Snyder’s visual style also satisfies his need to go over-the-top with all aspects of the film. While some compositions are lifted directly from the pages of Frank Miller’s graphic novel, Snyder adds layers of special effects until the same images look more three-dimensional and surreal than their printed origins. A webisode on production design included in the DVD shows that, without the special effects, the set looks like one giant rock, a half-naked man, and a collection of green screens. In the film, that same set is a blood-spattered battlefield, where thousands of soldiers march off in the distance under an ominous, cloud-covered sky. The result is a historical epic with an MTV-and-videogame sheen over every frame.

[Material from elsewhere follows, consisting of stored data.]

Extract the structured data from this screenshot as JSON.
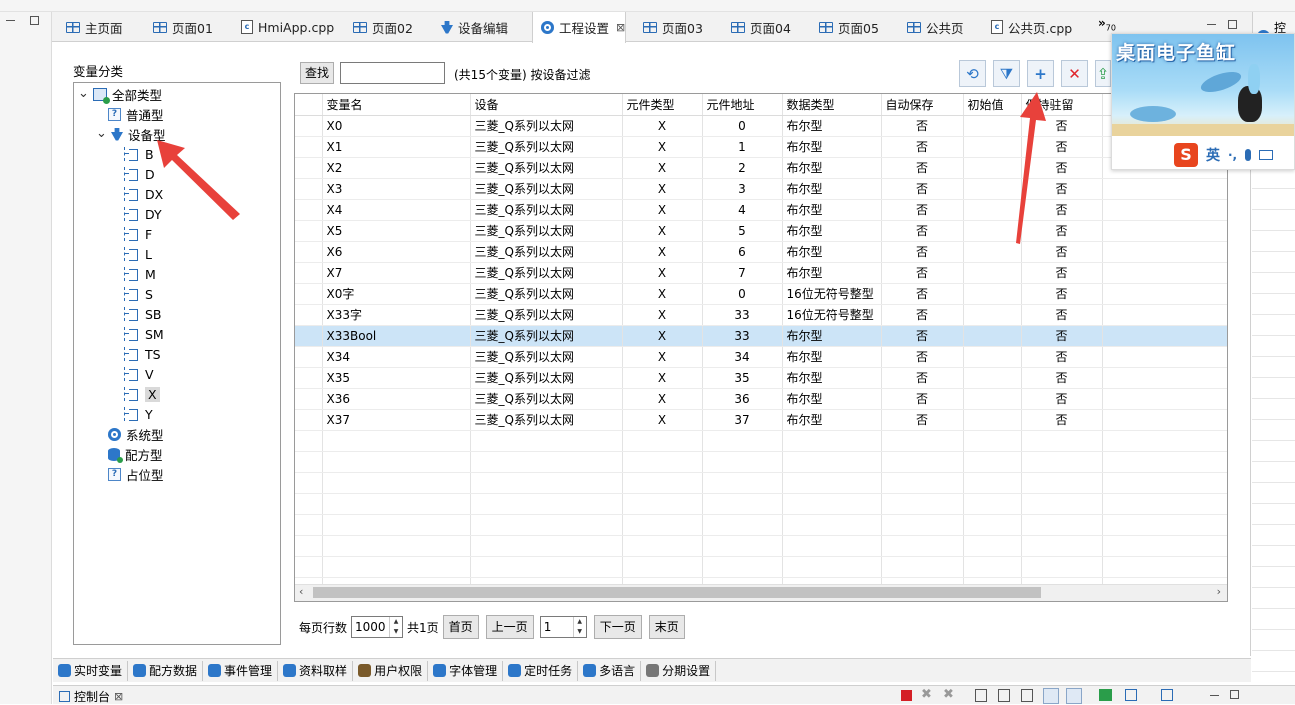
{
  "tabs": [
    {
      "label": "主页面",
      "icon": "page-icon"
    },
    {
      "label": "页面01",
      "icon": "page-icon"
    },
    {
      "label": "HmiApp.cpp",
      "icon": "cpp-file-icon"
    },
    {
      "label": "页面02",
      "icon": "page-icon"
    },
    {
      "label": "设备编辑",
      "icon": "device-icon"
    },
    {
      "label": "工程设置",
      "icon": "gear-icon",
      "active": true,
      "close": "⊠"
    },
    {
      "label": "页面03",
      "icon": "page-icon"
    },
    {
      "label": "页面04",
      "icon": "page-icon"
    },
    {
      "label": "页面05",
      "icon": "page-icon"
    },
    {
      "label": "公共页",
      "icon": "page-icon"
    },
    {
      "label": "公共页.cpp",
      "icon": "cpp-file-icon"
    }
  ],
  "tab_overflow": "»",
  "tab_overflow_count": "70",
  "right_panel_title": "控件",
  "variable_category": {
    "title": "变量分类",
    "tree": [
      {
        "label": "全部类型",
        "level": 0,
        "expanded": true,
        "icon": "all-types-icon"
      },
      {
        "label": "普通型",
        "level": 1,
        "icon": "question-icon"
      },
      {
        "label": "设备型",
        "level": 1,
        "expanded": true,
        "icon": "device-icon"
      },
      {
        "label": "B",
        "level": 2,
        "icon": "register-icon"
      },
      {
        "label": "D",
        "level": 2,
        "icon": "register-icon"
      },
      {
        "label": "DX",
        "level": 2,
        "icon": "register-icon"
      },
      {
        "label": "DY",
        "level": 2,
        "icon": "register-icon"
      },
      {
        "label": "F",
        "level": 2,
        "icon": "register-icon"
      },
      {
        "label": "L",
        "level": 2,
        "icon": "register-icon"
      },
      {
        "label": "M",
        "level": 2,
        "icon": "register-icon"
      },
      {
        "label": "S",
        "level": 2,
        "icon": "register-icon"
      },
      {
        "label": "SB",
        "level": 2,
        "icon": "register-icon"
      },
      {
        "label": "SM",
        "level": 2,
        "icon": "register-icon"
      },
      {
        "label": "TS",
        "level": 2,
        "icon": "register-icon"
      },
      {
        "label": "V",
        "level": 2,
        "icon": "register-icon"
      },
      {
        "label": "X",
        "level": 2,
        "icon": "register-icon",
        "selected": true
      },
      {
        "label": "Y",
        "level": 2,
        "icon": "register-icon"
      },
      {
        "label": "系统型",
        "level": 1,
        "icon": "gear-icon"
      },
      {
        "label": "配方型",
        "level": 1,
        "icon": "database-icon"
      },
      {
        "label": "占位型",
        "level": 1,
        "icon": "question-icon"
      }
    ]
  },
  "search": {
    "button_label": "查找",
    "value": "",
    "filter_text": "(共15个变量) 按设备过滤"
  },
  "toolbar_icons": [
    "refresh-link-icon",
    "filter-add-icon",
    "add-variable-icon",
    "delete-icon",
    "export-icon"
  ],
  "table": {
    "columns": [
      "变量名",
      "设备",
      "元件类型",
      "元件地址",
      "数据类型",
      "自动保存",
      "初始值",
      "保持驻留"
    ],
    "rows": [
      [
        "X0",
        "三菱_Q系列以太网",
        "X",
        "0",
        "布尔型",
        "否",
        "",
        "否"
      ],
      [
        "X1",
        "三菱_Q系列以太网",
        "X",
        "1",
        "布尔型",
        "否",
        "",
        "否"
      ],
      [
        "X2",
        "三菱_Q系列以太网",
        "X",
        "2",
        "布尔型",
        "否",
        "",
        "否"
      ],
      [
        "X3",
        "三菱_Q系列以太网",
        "X",
        "3",
        "布尔型",
        "否",
        "",
        "否"
      ],
      [
        "X4",
        "三菱_Q系列以太网",
        "X",
        "4",
        "布尔型",
        "否",
        "",
        "否"
      ],
      [
        "X5",
        "三菱_Q系列以太网",
        "X",
        "5",
        "布尔型",
        "否",
        "",
        "否"
      ],
      [
        "X6",
        "三菱_Q系列以太网",
        "X",
        "6",
        "布尔型",
        "否",
        "",
        "否"
      ],
      [
        "X7",
        "三菱_Q系列以太网",
        "X",
        "7",
        "布尔型",
        "否",
        "",
        "否"
      ],
      [
        "X0字",
        "三菱_Q系列以太网",
        "X",
        "0",
        "16位无符号整型",
        "否",
        "",
        "否"
      ],
      [
        "X33字",
        "三菱_Q系列以太网",
        "X",
        "33",
        "16位无符号整型",
        "否",
        "",
        "否"
      ],
      [
        "X33Bool",
        "三菱_Q系列以太网",
        "X",
        "33",
        "布尔型",
        "否",
        "",
        "否"
      ],
      [
        "X34",
        "三菱_Q系列以太网",
        "X",
        "34",
        "布尔型",
        "否",
        "",
        "否"
      ],
      [
        "X35",
        "三菱_Q系列以太网",
        "X",
        "35",
        "布尔型",
        "否",
        "",
        "否"
      ],
      [
        "X36",
        "三菱_Q系列以太网",
        "X",
        "36",
        "布尔型",
        "否",
        "",
        "否"
      ],
      [
        "X37",
        "三菱_Q系列以太网",
        "X",
        "37",
        "布尔型",
        "否",
        "",
        "否"
      ]
    ],
    "selected_row": 10,
    "empty_rows": 8
  },
  "pager": {
    "rows_label": "每页行数",
    "rows_value": "1000",
    "total_pages": "共1页",
    "first": "首页",
    "prev": "上一页",
    "page_value": "1",
    "next": "下一页",
    "last": "末页"
  },
  "bottom_tabs": [
    "实时变量",
    "配方数据",
    "事件管理",
    "资料取样",
    "用户权限",
    "字体管理",
    "定时任务",
    "多语言",
    "分期设置"
  ],
  "console": {
    "label": "控制台",
    "close": "⊠"
  },
  "ime_popup": {
    "title": "桌面电子鱼缸",
    "logo": "S",
    "lang": "英",
    "punct": "·,"
  },
  "colors": {
    "accent": "#2d77c9",
    "selected_row": "#cce4f7",
    "arrow": "#e8413b"
  }
}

Therefore, those looking for nuance, complexity, shades of gray, or a sober account of the Battle of Thermopylae best look elsewhere. Instead, 300‘s penchant for drama and exaggeration leads to a much more simplified narrative, closer to the Greek spirit of myth-making. Spartans lived for one reason: to die in the glory of battle. Anything that might have complicated this truth is left out of the film. Political alliances between Greeks at the time? Gone. Any backstory, familial or otherwise, to make the Spartan warriors seem like whole, rounded characters instead of an anonymous horde of 300? Jettisoned. Women, especially, are given the short shrift: Queen Gorgo (Lena Headey) is the only Spartan woman who is even allowed to speak.
While the story has been streamlined to its essence then stretched to visual and dramatic excess, there are nuggets of truth to be found in Snyder’s tale. As author / historian Bettany Hughes explains in the featurettes “The 300: Fact or Fiction” and “Who Were the Spartans: The Warriors of 300”, Spartans did strive for honor and glory on the battlefield.

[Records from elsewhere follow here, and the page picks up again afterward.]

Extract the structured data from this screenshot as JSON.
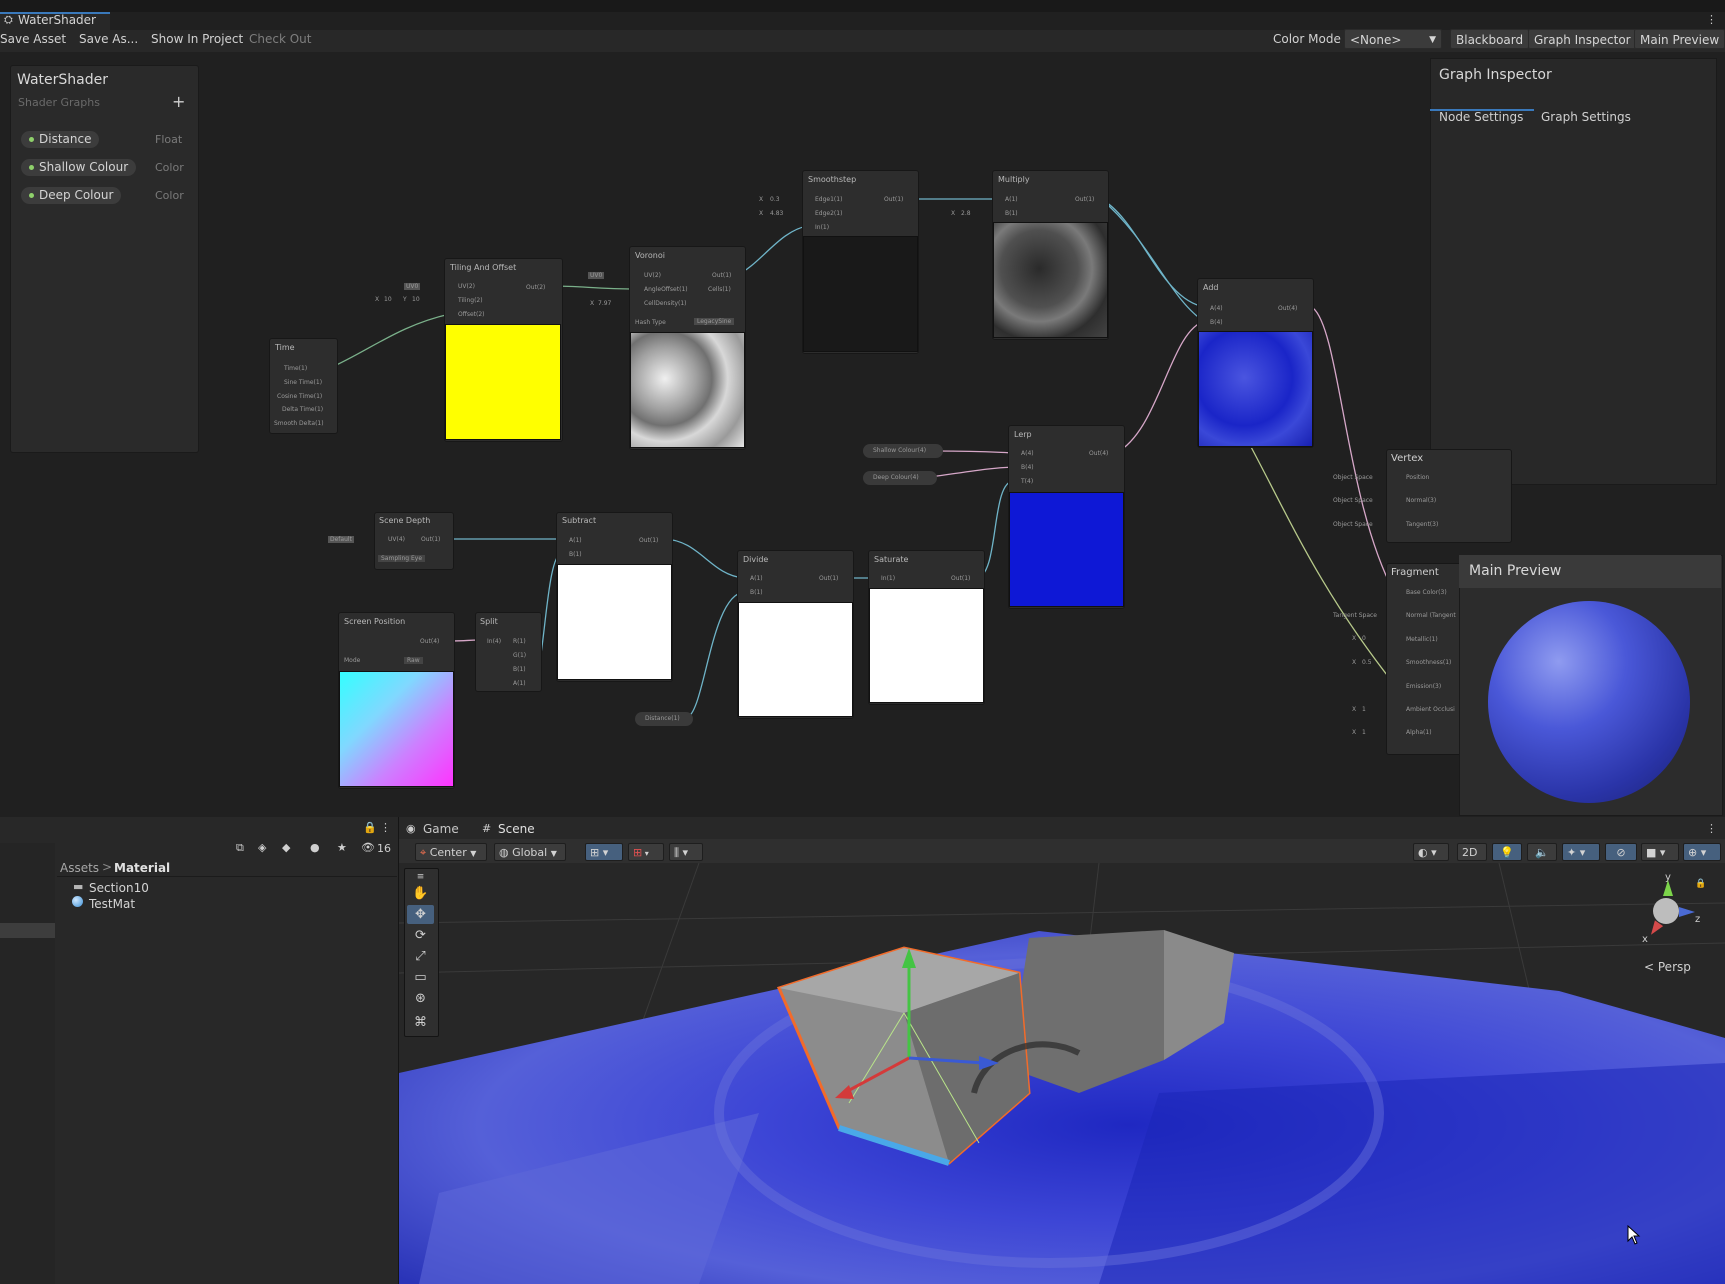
{
  "window": {
    "title": "WaterShader"
  },
  "toolbar": {
    "save_asset": "Save Asset",
    "save_as": "Save As...",
    "show_in_project": "Show In Project",
    "check_out": "Check Out",
    "color_mode_label": "Color Mode",
    "color_mode_value": "<None>",
    "blackboard": "Blackboard",
    "graph_inspector": "Graph Inspector",
    "main_preview": "Main Preview"
  },
  "blackboard": {
    "title": "WaterShader",
    "subtitle": "Shader Graphs",
    "add_icon": "+",
    "properties": [
      {
        "name": "Distance",
        "type": "Float"
      },
      {
        "name": "Shallow Colour",
        "type": "Color"
      },
      {
        "name": "Deep Colour",
        "type": "Color"
      }
    ]
  },
  "graph_inspector": {
    "title": "Graph Inspector",
    "tabs": [
      "Node Settings",
      "Graph Settings"
    ]
  },
  "nodes": {
    "time": {
      "title": "Time",
      "ports": [
        "Time(1)",
        "Sine Time(1)",
        "Cosine Time(1)",
        "Delta Time(1)",
        "Smooth Delta(1)"
      ]
    },
    "tiling": {
      "title": "Tiling And Offset",
      "ports": [
        "UV(2)",
        "Tiling(2)",
        "Offset(2)"
      ],
      "out": "Out(2)",
      "uv": "UV0",
      "x": "X",
      "x_val": "10",
      "y": "Y",
      "y_val": "10"
    },
    "voronoi": {
      "title": "Voronoi",
      "ports": [
        "UV(2)",
        "AngleOffset(1)",
        "CellDensity(1)"
      ],
      "outs": [
        "Out(1)",
        "Cells(1)"
      ],
      "uv": "UV0",
      "x": "X",
      "x_val": "7.97",
      "hash_label": "Hash Type",
      "hash_value": "LegacySine"
    },
    "smoothstep": {
      "title": "Smoothstep",
      "ports": [
        "Edge1(1)",
        "Edge2(1)",
        "In(1)"
      ],
      "out": "Out(1)",
      "x": "X",
      "e1": "0.3",
      "e2": "4.83"
    },
    "multiply": {
      "title": "Multiply",
      "ports": [
        "A(1)",
        "B(1)"
      ],
      "out": "Out(1)",
      "x": "X",
      "b": "2.8"
    },
    "add": {
      "title": "Add",
      "ports": [
        "A(4)",
        "B(4)"
      ],
      "out": "Out(4)"
    },
    "lerp": {
      "title": "Lerp",
      "ports": [
        "A(4)",
        "B(4)",
        "T(4)"
      ],
      "out": "Out(4)"
    },
    "shallow_prop": "Shallow Colour(4)",
    "deep_prop": "Deep Colour(4)",
    "scene_depth": {
      "title": "Scene Depth",
      "sampling": "Default",
      "port": "UV(4)",
      "out": "Out(1)",
      "mode": "Sampling Eye"
    },
    "subtract": {
      "title": "Subtract",
      "ports": [
        "A(1)",
        "B(1)"
      ],
      "out": "Out(1)"
    },
    "screen_pos": {
      "title": "Screen Position",
      "out": "Out(4)",
      "mode_label": "Mode",
      "mode_value": "Raw"
    },
    "split": {
      "title": "Split",
      "in": "In(4)",
      "outs": [
        "R(1)",
        "G(1)",
        "B(1)",
        "A(1)"
      ]
    },
    "divide": {
      "title": "Divide",
      "ports": [
        "A(1)",
        "B(1)"
      ],
      "out": "Out(1)"
    },
    "saturate": {
      "title": "Saturate",
      "ports": [
        "In(1)"
      ],
      "out": "Out(1)"
    },
    "distance_prop": "Distance(1)",
    "vertex": {
      "title": "Vertex",
      "spaces": [
        "Object Space",
        "Object Space",
        "Object Space"
      ],
      "ports": [
        "Position",
        "Normal(3)",
        "Tangent(3)"
      ]
    },
    "fragment": {
      "title": "Fragment",
      "ports": [
        "Base Color(3)",
        "Normal (Tangent",
        "Metallic(1)",
        "Smoothness(1)",
        "Emission(3)",
        "Ambient Occlusi",
        "Alpha(1)"
      ],
      "space": "Tangent Space",
      "x": "X",
      "vals": [
        "0",
        "0.5",
        "1",
        "1"
      ]
    }
  },
  "main_preview": {
    "title": "Main Preview"
  },
  "project": {
    "breadcrumb_root": "Assets",
    "breadcrumb_sep": ">",
    "breadcrumb_current": "Material",
    "items": [
      {
        "name": "Section10",
        "icon": "folder-icon"
      },
      {
        "name": "TestMat",
        "icon": "material-icon"
      }
    ],
    "hidden_count": "16"
  },
  "scene": {
    "tabs": [
      "Game",
      "Scene"
    ],
    "pivot": "Center",
    "space": "Global",
    "mode_2d": "2D",
    "persp": "Persp",
    "axis_y": "y",
    "axis_z": "z",
    "axis_x": "x"
  },
  "colors": {
    "accent": "#3a79bb",
    "water_blue": "#3d46d6",
    "selection_orange": "#f26b2a",
    "yellow_preview": "#ffff00",
    "deep_blue": "#0e18d6"
  }
}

Items mentioned briefly in Leonidas’ backstory in the film, justifications of his ingrained warrior ideals — such as the Spartan traditions of abandoning inferior babies at birth, and the savage agoge system of training seven-year-olds for combat — were not an invention of Miller’s warped mind, but rooted in fact. So while there may not have been rhinos and elephants at the real Battle of Thermopylae (to say nothing of a man with axes for hands), the spirit with which they met these monsters in the film could ring true for the actual Spartans.
In one scene, an emissary for Xerxes (Rodrigo Santoro) demands that Leonidas and his warriors lay down their weapons. After the emissary is dispatched by spear, Leonidas offers: “Come and take them.” While this seems like the sort of pithy rejoinder only seen in particularly Hollywoodized historical epics, this exchange really did take place via written notes. Spartans were as clever as they were cruel.
And even some of the wardrobe choices seemed to be inspired by reality: Miller reports in the extra features that, in his Grecian travels, he came across a monument to Leonidas that was naked save for helmet, shield, and spear. (The inscription? “Come and take them.”)
Still, no one should look to 300 for history. While there’s some sprinkled throughout the features, it’s all tiny grains embedded in the vast drama. (Features in the two-disc special edition are plenty, with everything from scholarly history to interviews with Miller, but they recycle quotes, interviews, and film clips between them, as if the makers thought no one would have the fortitude to get through them all, let alone watch one after another.) Yet Snyder’s film is proof that a far-reaching vision and hyperbole can come together to tell a much better story than one based purely on historical facts.